Rezension

Deutsch-Deutsche Zeitreise

Margos Töchter
von Cora Stephan

Bewertet mit 3 Sternen

Margos Enkelin Jana Seliger möchte unbedingt mehr über ihre Familiengeschichte herausfinden und hat schon vor längerer Zeit Anträge für Akteneinsicht von Stasiunterlagen an die zuständigen Behörden gestellt. Endlich erhält sie die Erlaubnis dazu und taucht ab in die Vergangenheit ihrer Mutter Leonore und deren Freundin Clara. Dabei deckt Jana ein altes Geheimnis auf…
Leonore wächst in den 60er Jahren gutsituiert in Norddeutschland auf und schlägt etwas aus der Art. Sie wird von anderen als Außenseiterin abgestempelt, findet keinen Anschluss und sucht noch ihren Platz in der Welt. Einzig zu ihrer Brieffreundin Clara, die in der DDR lebt und die sie durch ein gemeinsames Ferienlager kennt, hat sie ein engeres Verhältnis. Leonores rebellische Art und Selbstfindungstrip hält auch während ihrer Jugendzeit und des Studiums an. Währenddessen hat sich Clara dafür entschieden, für den Staatssicherheitsdienst tätig zu sein und für einen wichtigen Auftrag in die BRD zu gehen. Bevor sie die neue Aufgabe antreten kann, bekommt sie ein Kind…

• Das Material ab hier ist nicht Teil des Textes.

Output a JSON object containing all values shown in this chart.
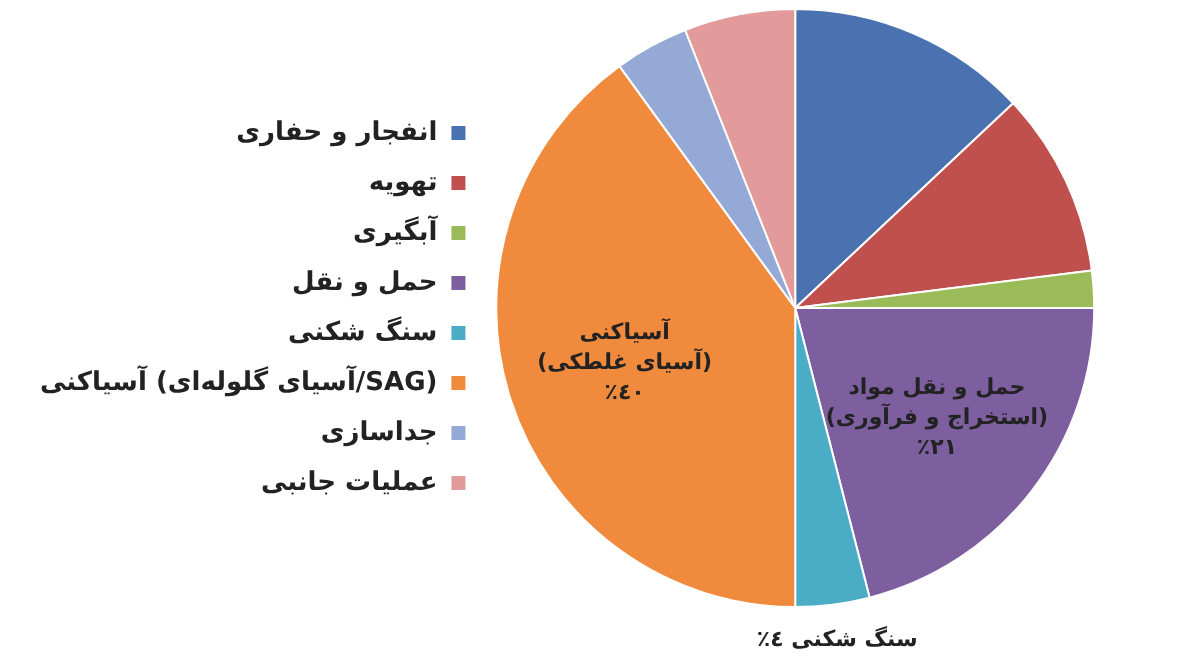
{
  "chart_data": {
    "type": "pie",
    "categories": [
      "انفجار و حفاری",
      "تهویه",
      "آبگیری",
      "حمل و نقل",
      "سنگ شکنی",
      "آسیاکنی (آسیای گلوله‌ای/SAG)",
      "جداسازی",
      "عملیات جانبی"
    ],
    "values": [
      13,
      10,
      2,
      21,
      4,
      40,
      4,
      6
    ],
    "colors": [
      "#4a72b0",
      "#c0504d",
      "#9bbb59",
      "#7d5fa0",
      "#4bacc6",
      "#f08a3c",
      "#94a9d6",
      "#e39a9a"
    ],
    "value_labels": [
      null,
      null,
      null,
      "حمل و نقل مواد\n(استخراج و فرآوری)\n٢١٪",
      "سنگ شکنی ٤٪",
      "آسیاکنی\n(آسیای غلطکی)\n٤٠٪",
      null,
      null
    ],
    "legend": "left"
  }
}
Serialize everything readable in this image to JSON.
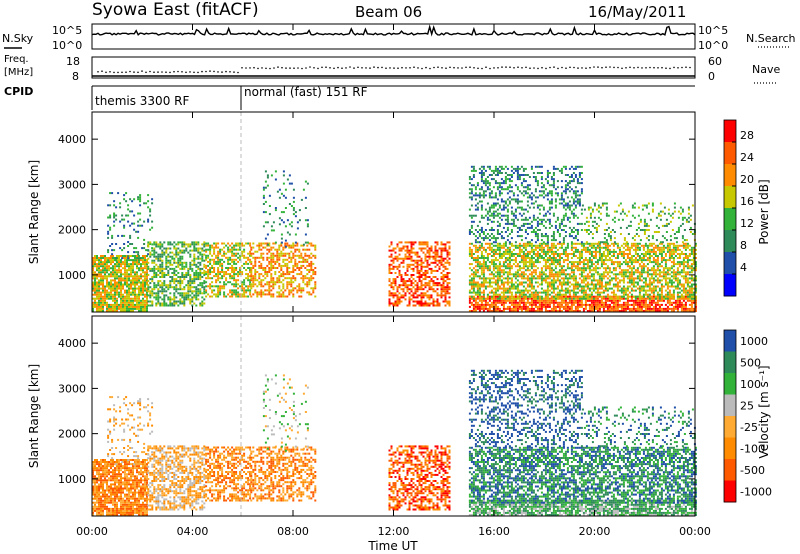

Cora Stephan hat mit „Margos Töchter“ die Fortsetzung von „Ab heute heiße ich Margo“ vorgelegt, jedoch ohne Probleme separat gelesen werden kann. Der flüssige, bildhafte Erzählstil lässt den Leser schnell in die Handlung eintauchen, wo er sich an der Seite von Jana wiederfindet, die er bei der Suche nach ihrer Familiengeschichte begleitet. Die Autorin erzählt ihre Geschichte auf unterschiedlichen Ebenen, so hält der Leser sich nicht nur mit Jana in der Gegenwart auf, sondern erlebt sowohl Leonores als auch Claras Werdegang in den 60er/70er/80er und 90er Jahren mit, wobei sich der eine Teil in der ehemaligen DDR abspielt und der andere in Westdeutschland, und am Ende der Mauerfall steht. Der historische Hintergrund wurde mit der Handlung gut verknüpft und spiegelt nicht nur das beklemmende DDR-Regime und seine Bespitzelungen wieder, sondern lässt auch die Zeit des RAF-Terrors, die Studentenaufstände sowie die Anti-Atomkraftdemos erneut aufleben. Der Leser macht während der Lektüre regerecht eine Zeitreise, wobei alte Erinnerungen hochkommen und wieder sehr real vor dem inneren Auge erscheinen. Obwohl die Zeitreise durch die letzten Jahrzehnte deutscher Geschichte sehr anschaulich eingebunden sind, wirkt die Handlung oftmals sehr zäh und langatmig, was den Lesegenuss etwas schmälert.

Die Charaktere sind wie aus dem täglichen Leben gegriffen, haben menschliche Ecken und Kanten, die sie natürlich und realistisch wirken lassen. Trotzdem bleiben sie für den Leser unnahbar, vielmehr befindet sich dieser auf einem Beobachtungsposten und verfolgt ihr Tun wie durch ein Fernglas. Leonore stammt aus bürgerlichem Hause, ist wissbegierig und neugierig auf die Welt. Sie will alles ausprobieren, vom Leben kosten und ihren eigenen Platz finden. Clara weiß schon sehr früh, was sie vom Leben will und stellt all ihr Handeln und Tun in den Dienst des Regimes. Sie ist ehrgeizig und doch belügt sie sich selbst. Jana ist eine getriebene Frau, die immer das Gefühl hat, dass ihr etwas fehlt. Aber sie lässt es nicht dabei bewenden und versucht mutig, die Lücken in ihrer Biografie zu schließen.

„Margos Töchter“ ist ein interessanter Abriss über die vergangenen Jahrzehnte Deutsch-Deutscher Geschichte, die eigentliche Familiengeschichte findet eher am Rande statt und wird nebenbei abgewickelt. Mangelndes Gefühl, unnahbare Charaktere sowie die streckenweise Langatmigkeit führen leider zu einer eingeschränkten Leseempfehlung!